Cross-posted on Code Review.
Your function has a bug: when loading the small array, you should write:
temp[small_loop] = in[small_loop];
You can get rid of the tests with a lookup table, either on the source data, or more efficiently on some intermediary result:
In the code below, I use a small table lookup5 to convert the values 0,1,2,3,4 to 0,1,2,0,3, and a larger one to map groups of 4 3-bit values from the source array to the corresponding byte value in the packed format:
#include <stdint.h>
/// Compress by packing ...
void compressByPacking0(uint8_t *out, uint8_t *in, uint32_t length) {
static uint8_t lookup[4096];
static const uint8_t lookup5[8] = { 0, 1, 2, 0, 3, 0, 0, 0 };
if (lookup[0] == 0) {
/* initialize lookup table */
for (int i = 0; i < 4096; i++) {
lookup[i] = (lookup5[(i >> 0) & 7] << 0) +
(lookup5[(i >> 3) & 7] << 2) +
(lookup5[(i >> 6) & 7] << 4) +
(lookup5[(i >> 9) & 7] << 6);
}
}
for (; length >= 4; length -= 4, in += 4, out++) {
*out = lookup[(in[0] << 9) + (in[1] << 6) + (in[2] << 3) + (in[3] << 0)];
}
uint8_t last = 0;
switch (length) {
case 3:
last |= lookup5[in[2]] << 4;
/* fall through */
case 2:
last |= lookup5[in[1]] << 2;
/* fall through */
case 1:
last |= lookup5[in[0]] << 0;
*out = last;
break;
}
}
Notes:
The code assumes the array does not contain values outside the specified range. Extra protection against spurious input can be achieved at a minimal cost.
The dummy << 0 are here only for symmetry and compile to no extra code.
The lookup table could be initialized statically, via a build time script or a set of macros.
You might want to unroll this loop 4 or more times, or let the compiler decide.

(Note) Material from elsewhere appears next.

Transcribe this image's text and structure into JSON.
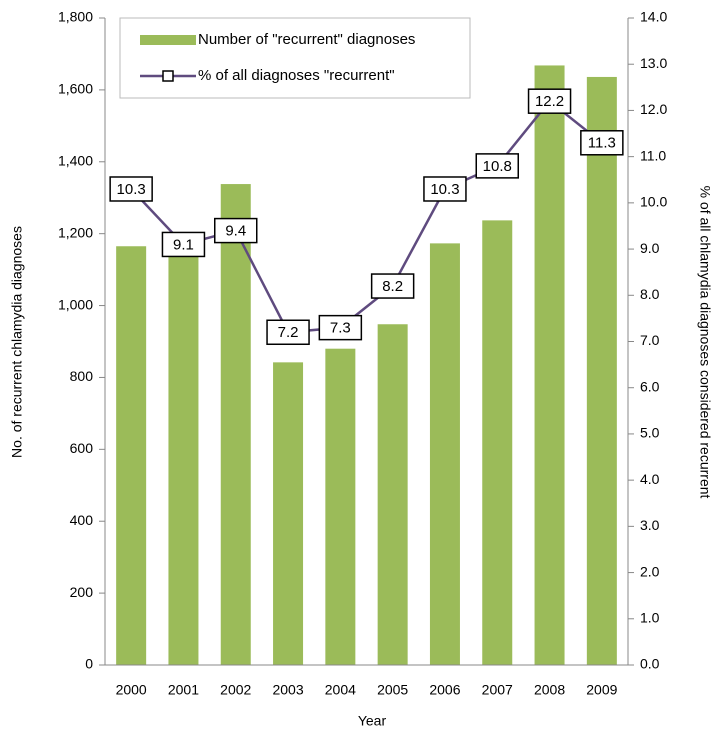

You could also use this simpler solution with a smaller lookup table accessed more often. Careful benchmarking will tell you which is more efficient on your target system:
/// Compress by packing ...
void compressByPacking1(uint8_t *out, uint8_t *in, uint32_t length) {
static const uint8_t lookup[4][5] = {
{ 0 << 6, 1 << 6, 2 << 6, 0 << 6, 3 << 6 },
{ 0 << 4, 1 << 4, 2 << 4, 0 << 4, 3 << 4 },
{ 0 << 2, 1 << 2, 2 << 2, 0 << 2, 3 << 2 },
{ 0 << 0, 1 << 0, 2 << 0, 0 << 0, 3 << 0 },
};
for (; length >= 4; length -= 4, in += 4, out++) {
*out = lookup[0][in[0]] + lookup[1][in[1]] +
lookup[2][in[2]] + lookup[3][in[3]];
}
uint8_t last = 0;
switch (length) {
case 3:
last |= lookup[2][in[2]];
/* fall through */
case 2:
last |= lookup[1][in[1]];
/* fall through */
case 1:
last |= lookup[0][in[0]];
*out = last;
break;
}
}
Here is yet another approach, without any tables:
/// Compress by packing ...
void compressByPacking2(uint8_t *out, uint8_t *in, uint32_t length) {
#define BITS ((1 << 2) + (2 << 4) + (3 << 8))
for (; length >= 4; length -= 4, in += 4, out++) {
*out = ((BITS << 6 >> (in[0] + in[0])) & 0xC0) +
((BITS << 4 >> (in[1] + in[1])) & 0x30) +
((BITS << 2 >> (in[2] + in[2])) & 0x0C) +
((BITS << 0 >> (in[3] + in[3])) & 0x03);
}
uint8_t last = 0;
switch (length) {
case 3:
last |= (BITS << 2 >> (in[2] + in[2])) & 0x0C;
/* fall through */
case 2:
last |= (BITS << 4 >> (in[1] + in[1])) & 0x30;
/* fall through */
case 1:
last |= (BITS << 6 >> (in[0] + in[0])) & 0xC0;
*out = last;
break;
}
}
Here is a comparative benchmark on my system, Macbook pro running OS/X, with clang -O2:
compressByPacking(1MB) -> 0.867ms
compressByPacking0(1MB) -> 0.445ms
compressByPacking1(1MB) -> 0.538ms
compressByPacking2(1MB) -> 0.824ms
The compressByPacking0 variant is fastest, almost twice as fast as your code.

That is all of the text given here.